Adrián Díaz Hilton reflexiona sobre el conjuro, la entrega, lo sutil y lo sublime de la música.
Conjuros musicales: Conjurar con Euterpe
Adrián Díaz Hilton reflexiona sobre el conjuro, la entrega, lo sutil y lo sublime de la música.
Texto de Adrián Díaz Hilton 22/09/23
Conjuro, del latín coniuro, compuesto por con-, “en conjunto”, y iuro, “tomar juramento”, significa comprometerse voluntariamente a una acción entre dos o más entes. No podríamos decir “personas” si el conjuro se hace entre una persona y un demonio o un dios, o que la acción sea moralmente válida para cualquiera, pero podemos estar seguros de que se hace entre un mínimo de dos. Un conjuro es exactamente lo que se necesita para entrar a la escuela de música, sea una carrera universitaria o una clase privada de instrumento, o simplemente para disfrutar de un concierto como espectador.
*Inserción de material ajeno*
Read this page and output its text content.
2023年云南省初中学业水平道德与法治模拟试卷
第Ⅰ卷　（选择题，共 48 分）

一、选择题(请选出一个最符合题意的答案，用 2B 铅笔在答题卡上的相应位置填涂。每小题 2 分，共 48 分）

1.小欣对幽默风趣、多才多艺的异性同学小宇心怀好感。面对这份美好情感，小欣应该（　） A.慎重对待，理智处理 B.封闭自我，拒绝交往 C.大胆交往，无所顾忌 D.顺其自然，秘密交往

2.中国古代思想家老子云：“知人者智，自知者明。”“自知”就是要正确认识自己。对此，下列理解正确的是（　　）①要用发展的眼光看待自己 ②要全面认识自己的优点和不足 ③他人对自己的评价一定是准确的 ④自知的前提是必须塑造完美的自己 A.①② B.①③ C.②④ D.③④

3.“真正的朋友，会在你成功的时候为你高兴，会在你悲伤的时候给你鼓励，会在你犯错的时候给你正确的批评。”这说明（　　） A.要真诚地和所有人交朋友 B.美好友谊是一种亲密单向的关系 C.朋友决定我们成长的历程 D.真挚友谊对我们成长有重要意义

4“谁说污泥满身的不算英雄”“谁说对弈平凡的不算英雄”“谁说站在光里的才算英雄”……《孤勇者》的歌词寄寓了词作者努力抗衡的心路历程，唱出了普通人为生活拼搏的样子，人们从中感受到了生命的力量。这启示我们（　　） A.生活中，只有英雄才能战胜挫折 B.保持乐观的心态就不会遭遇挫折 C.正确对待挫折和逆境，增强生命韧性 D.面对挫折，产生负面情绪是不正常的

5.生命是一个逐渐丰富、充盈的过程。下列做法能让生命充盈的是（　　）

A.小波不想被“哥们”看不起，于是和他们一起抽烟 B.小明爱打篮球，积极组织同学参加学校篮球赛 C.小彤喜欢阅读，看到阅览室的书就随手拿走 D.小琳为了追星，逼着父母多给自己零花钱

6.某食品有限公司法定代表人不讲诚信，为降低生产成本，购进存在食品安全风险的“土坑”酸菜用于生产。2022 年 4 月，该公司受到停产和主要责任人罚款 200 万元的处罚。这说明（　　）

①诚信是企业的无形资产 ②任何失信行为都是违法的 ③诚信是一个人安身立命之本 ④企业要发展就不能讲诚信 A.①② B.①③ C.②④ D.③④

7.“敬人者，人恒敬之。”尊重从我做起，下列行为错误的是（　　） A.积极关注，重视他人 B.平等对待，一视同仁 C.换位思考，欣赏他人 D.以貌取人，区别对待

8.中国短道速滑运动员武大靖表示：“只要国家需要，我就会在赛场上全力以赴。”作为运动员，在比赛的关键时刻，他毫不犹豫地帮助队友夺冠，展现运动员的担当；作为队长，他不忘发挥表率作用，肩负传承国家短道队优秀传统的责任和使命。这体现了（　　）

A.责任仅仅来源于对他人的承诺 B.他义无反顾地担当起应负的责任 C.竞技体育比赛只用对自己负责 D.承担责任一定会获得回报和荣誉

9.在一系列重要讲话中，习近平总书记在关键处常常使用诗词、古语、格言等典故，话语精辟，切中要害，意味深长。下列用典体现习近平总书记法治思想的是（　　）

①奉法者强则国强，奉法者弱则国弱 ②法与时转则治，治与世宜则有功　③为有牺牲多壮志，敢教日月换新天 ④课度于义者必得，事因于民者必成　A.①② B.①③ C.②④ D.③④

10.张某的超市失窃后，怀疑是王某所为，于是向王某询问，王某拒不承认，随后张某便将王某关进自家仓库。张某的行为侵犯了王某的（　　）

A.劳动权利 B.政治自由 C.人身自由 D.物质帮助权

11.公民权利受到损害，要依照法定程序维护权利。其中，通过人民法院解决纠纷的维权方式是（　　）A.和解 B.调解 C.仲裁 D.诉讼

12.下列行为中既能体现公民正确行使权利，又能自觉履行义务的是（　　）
Quienes estudiamos música hemos sido melómanos antes de poder ser músicos y, así como no hay tal cosa como un estudiante de música que empiece desde cero, en las lenguas no hay quien antes no haya escuchado o aprendido un par de palabras en algún lugar. Como animales pensantes y creativos, además de hacer música sin darnos cuenta, escuchamos música todos los días y a toda hora; para todos nosotros casi no descansa el oído ni la mente musical. Eso significa que conocemos mucha música antes de animarnos a tocarla por primera vez.
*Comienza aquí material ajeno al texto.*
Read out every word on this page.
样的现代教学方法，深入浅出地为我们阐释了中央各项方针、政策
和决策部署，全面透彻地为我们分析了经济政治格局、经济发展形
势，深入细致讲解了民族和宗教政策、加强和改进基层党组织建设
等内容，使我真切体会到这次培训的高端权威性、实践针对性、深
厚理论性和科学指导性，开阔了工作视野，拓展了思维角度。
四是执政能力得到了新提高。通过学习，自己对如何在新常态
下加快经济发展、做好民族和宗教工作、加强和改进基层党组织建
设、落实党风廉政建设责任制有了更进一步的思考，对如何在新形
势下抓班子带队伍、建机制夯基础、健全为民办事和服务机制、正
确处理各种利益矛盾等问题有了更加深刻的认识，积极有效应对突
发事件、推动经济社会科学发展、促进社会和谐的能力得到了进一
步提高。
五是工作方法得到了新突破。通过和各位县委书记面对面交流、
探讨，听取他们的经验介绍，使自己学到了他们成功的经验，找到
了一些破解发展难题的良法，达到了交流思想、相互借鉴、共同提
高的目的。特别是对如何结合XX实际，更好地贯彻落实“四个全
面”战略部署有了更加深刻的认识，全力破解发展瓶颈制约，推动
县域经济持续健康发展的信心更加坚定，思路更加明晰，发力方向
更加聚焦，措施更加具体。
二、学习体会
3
El vocablo música se formó de la palabra musa, diosas de la inspiración, hijas de Zeus y Mnemósine, la memoria. Euterpe, “la bien contenta”, es quien vierte en nuestras manos el deseo de tañer, frotar, tocar, cantar, de hacer música. Con ella es con quien el aprendiz debe conjurar y ofrecer su tiempo y memoria en sacrificio para poder ser inspirado a crear una melodía bella o sublime que trascienda al olvido entre tantas obras nimias. El juramento a ella debe de ser, no un contrato, no un compromiso, no una falsa promesa, sino una entrega irrevocable al arte musical.
Todos tenemos una o un par de canciones que nos erizan la piel, pero esto no sucede mágicamente ni se origina en la obra en sí; es más bien una reacción neurobiológica a la construcción de un clímax desde abajo y lentamente gradado. La culpable de todo esto es la mente, apantallada por los ornamentos y el virtuosismo. Su perdición no es la maravilla, sino la dicha de entregarse incondicionalmente a la inspiración. La entrega: verdadera provocadora de piel de gallina.
Por supuesto, no todas las obras tienen una estructura que ayude al escucha a alcanzar esa emoción. Para eso, el compositor debe de ser muy cuidadoso en la retórica de la obra. Si llama demasiado la atención al detalle se pierde del clímax de la de la obra como unidad. Allí reside la diferencia entre lo sutil y lo sublime: la ornamentación ligera llama al escucha a concentrarse en lo pequeño, haciéndolo sentirse grande, mientras que la prolongación de los desarrollos melódicos y las estructuras gigantes lo hacen sentirse pequeño.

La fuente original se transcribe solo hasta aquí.